Drittens und letztens: Der eine oder die andere Leser*in wird sich sicher schon gefragt haben, was das alles mit Joseph Goebbels zu tun hat. Antwort: einiges, denn der Autor von Tante Julia und der Schreibkünstler zeigt, wie gut er sich auf die Kommunikationstaktiken des Propagandaministers unter Hitler verstand (G. hatte übrigens in Heidelberg im Fach Geisteswissenschaften promoviert, also Vorsicht vor der Uni und den Geisteswissenschaftlern!). Ein Satz, der die Denkweise der Nazihierarchie auf den Punkt bringt, lautet wörtlich: Die Propaganda muss sich auf eine kleine Auswahl an Ideen beschränken und diese unermüdlich wiederholen, sie immer wieder aus verschiedenen Blickwinkeln präsentieren, aber so, dass es stets auf das gleiche Prinzip hinausläuft. Ohne Zweifel oder Brüche. Hierher stammt auch der berühmte Satz: 'Eine Lüge muss nur oft genug wiederholt werden, dann wird sie wahr.'" Genau das tut Vargas Llosa mit der Meisterhaftigkeit seines sprachlichen Könnens: ein paar Ideen aufgreifen und sie bis zur Erschöpfung wiederholen. Ohne Zweifel oder Brüche. Wie bei jedem Fanatiker ist sein Diskurs hermetisch abgedichtet; seine grobgestrickte Ideologie bleibt gegenüber unbequemen Fakten verschlossen. Stattdessen wiederholt er seine Lügen unaufhörlich, wie Goebbels es empfohlen hatte. Vargas Llosas Hartnäckigkeit ist bewundernswert, doch leider steht er auf der falschen Seite. Dank der immensen Macht der Medien werden aus diesen Lügen unumstößliche Wahrheiten oder "Volksempfinden", das nicht einfach so in Zweifel gezogen werden darf. Jeder Kritikversuch wird als gefährlich betrachtet oder gar als Sakrileg empfunden. Trotzdem ist seine Stellungnahme eine künstliche Konstruktion, die wie ein Kartenhaus zusammenstürzt, stellt man sie einer historischen Analyse oder der deutlichen Sprache einer Statistik gegenüber. Aus gutem Grund hat man in den letzten 40 Jahren äußerst selten Gelegenheit gehabt zu erleben, wie er seine Positionen vertritt, und wenn, dann fast immer mit sorgfältig ausgewählten wohlmeinenden Gesprächspartnern.

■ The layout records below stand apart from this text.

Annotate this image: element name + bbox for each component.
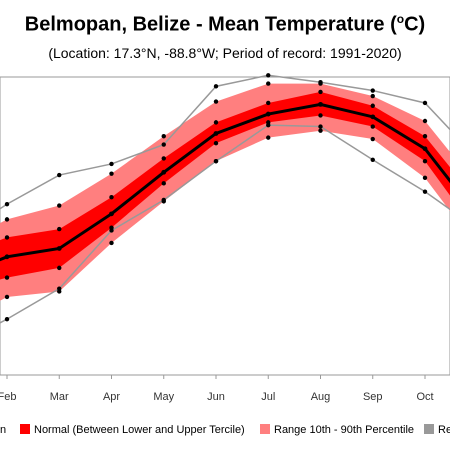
data-point bbox=[161, 181, 166, 186]
chart-subtitle: (Location: 17.3°N, -88.8°W; Period of re… bbox=[48, 45, 402, 61]
data-point bbox=[318, 81, 323, 86]
legend-label: Range 10th - 90th Percentile bbox=[274, 424, 414, 436]
data-point bbox=[370, 103, 375, 108]
data-point bbox=[370, 157, 375, 162]
data-point bbox=[109, 161, 114, 167]
mean-point bbox=[109, 211, 114, 217]
data-point bbox=[161, 199, 166, 204]
data-point bbox=[266, 100, 271, 106]
mean-point bbox=[318, 101, 323, 107]
mean-point bbox=[4, 254, 10, 260]
x-tick-label: Apr bbox=[103, 391, 120, 403]
data-point bbox=[370, 93, 375, 99]
data-point bbox=[422, 118, 428, 124]
mean-point bbox=[161, 169, 167, 175]
data-point bbox=[213, 120, 219, 125]
data-point bbox=[4, 275, 10, 280]
data-point bbox=[109, 171, 114, 176]
mean-point bbox=[213, 131, 219, 136]
data-point bbox=[57, 203, 62, 208]
data-point bbox=[422, 158, 428, 164]
data-point bbox=[266, 135, 271, 140]
x-tick-label: Feb bbox=[0, 391, 16, 403]
data-point bbox=[422, 100, 428, 106]
data-point bbox=[161, 142, 166, 147]
tercile-band bbox=[0, 91, 450, 280]
data-point bbox=[213, 84, 219, 89]
legend-label: n bbox=[0, 424, 6, 436]
data-point bbox=[370, 88, 375, 93]
data-point bbox=[109, 195, 114, 200]
data-point bbox=[161, 134, 166, 139]
data-point bbox=[318, 113, 323, 118]
x-tick-label: Sep bbox=[363, 391, 383, 403]
chart-title: Belmopan, Belize - Mean Temperature (oC) bbox=[24, 12, 426, 36]
legend-swatch bbox=[20, 424, 30, 434]
x-tick-label: Aug bbox=[311, 391, 331, 403]
data-point bbox=[109, 240, 114, 246]
data-point bbox=[57, 226, 62, 232]
data-point bbox=[422, 175, 428, 181]
mean-layer bbox=[0, 101, 450, 262]
x-tick-label: Oct bbox=[416, 391, 433, 403]
data-point bbox=[318, 89, 323, 95]
record-layer bbox=[0, 73, 450, 324]
data-point bbox=[4, 217, 10, 222]
data-point bbox=[57, 289, 62, 294]
data-point bbox=[318, 124, 323, 129]
legend-swatch bbox=[260, 424, 270, 434]
data-point bbox=[266, 73, 271, 78]
x-tick-label: Jul bbox=[261, 391, 275, 403]
data-point bbox=[370, 136, 375, 142]
data-point bbox=[213, 140, 219, 146]
data-point bbox=[370, 124, 375, 129]
legend-label: Normal (Between Lower and Upper Tercile) bbox=[34, 424, 245, 436]
x-tick-label: Jun bbox=[207, 391, 225, 403]
legend: n Normal (Between Lower and Upper Tercile… bbox=[0, 424, 450, 436]
data-point bbox=[109, 225, 114, 230]
data-point bbox=[422, 189, 428, 194]
data-point bbox=[57, 265, 62, 271]
x-tick-layer: Feb Mar Apr May Jun Jul Aug Sep Oct bbox=[0, 375, 434, 403]
mean-point bbox=[422, 146, 428, 152]
data-point bbox=[318, 128, 323, 133]
x-tick-label: Mar bbox=[50, 391, 69, 403]
mean-point bbox=[56, 246, 62, 251]
data-point bbox=[213, 158, 219, 164]
data-point bbox=[57, 172, 62, 178]
legend-label: Re bbox=[438, 424, 450, 436]
x-tick-label: May bbox=[153, 391, 174, 403]
data-point bbox=[4, 235, 10, 240]
data-point bbox=[4, 294, 10, 300]
plot-area-frame bbox=[0, 76, 450, 376]
legend-swatch bbox=[424, 424, 434, 434]
data-point bbox=[4, 316, 10, 322]
data-point bbox=[213, 99, 219, 104]
data-point bbox=[266, 81, 271, 86]
band-layer bbox=[0, 83, 450, 301]
mean-point bbox=[370, 114, 376, 120]
data-point bbox=[4, 201, 10, 207]
data-point bbox=[422, 134, 428, 139]
data-point bbox=[266, 120, 271, 125]
data-point bbox=[161, 156, 166, 161]
mean-point bbox=[265, 111, 271, 117]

Zusammenfassend: Die Behauptungen in diesem Interview, die wir uns angeschaut haben, sind reine Propaganda, durchdrungen von einem Hass, der viel aussagt über die Beschaffenheit dieser Zeiten, in denen der Untergang des Neoliberalismus unvermeidlich ist. Das macht den peruanischen Schriftsteller rasend und blendet seinen Verstand. Aber: Er wird sich daran gewöhnen müssen.


Anmerkungen:

[1] Veröffentlicht in O Estado de Sao Paulo am 22. Dezember, wenige Stunden danach erschienen auf Spanisch in der argentinischen Tageszeitung Clarín.
https://www.clarin.com/politica/mario-vargas-llosa-argentinos-van-lamentar-enormemente-derrota-mauricio-macri-_0_42-G4vHQ.html

[2] Eine umfassende Widerlegung seiner künstlichen Propaganda findet sich in meinem El Hechicero de la Tribu (Madrid, Buenos Aires, México: AKAL, 2019)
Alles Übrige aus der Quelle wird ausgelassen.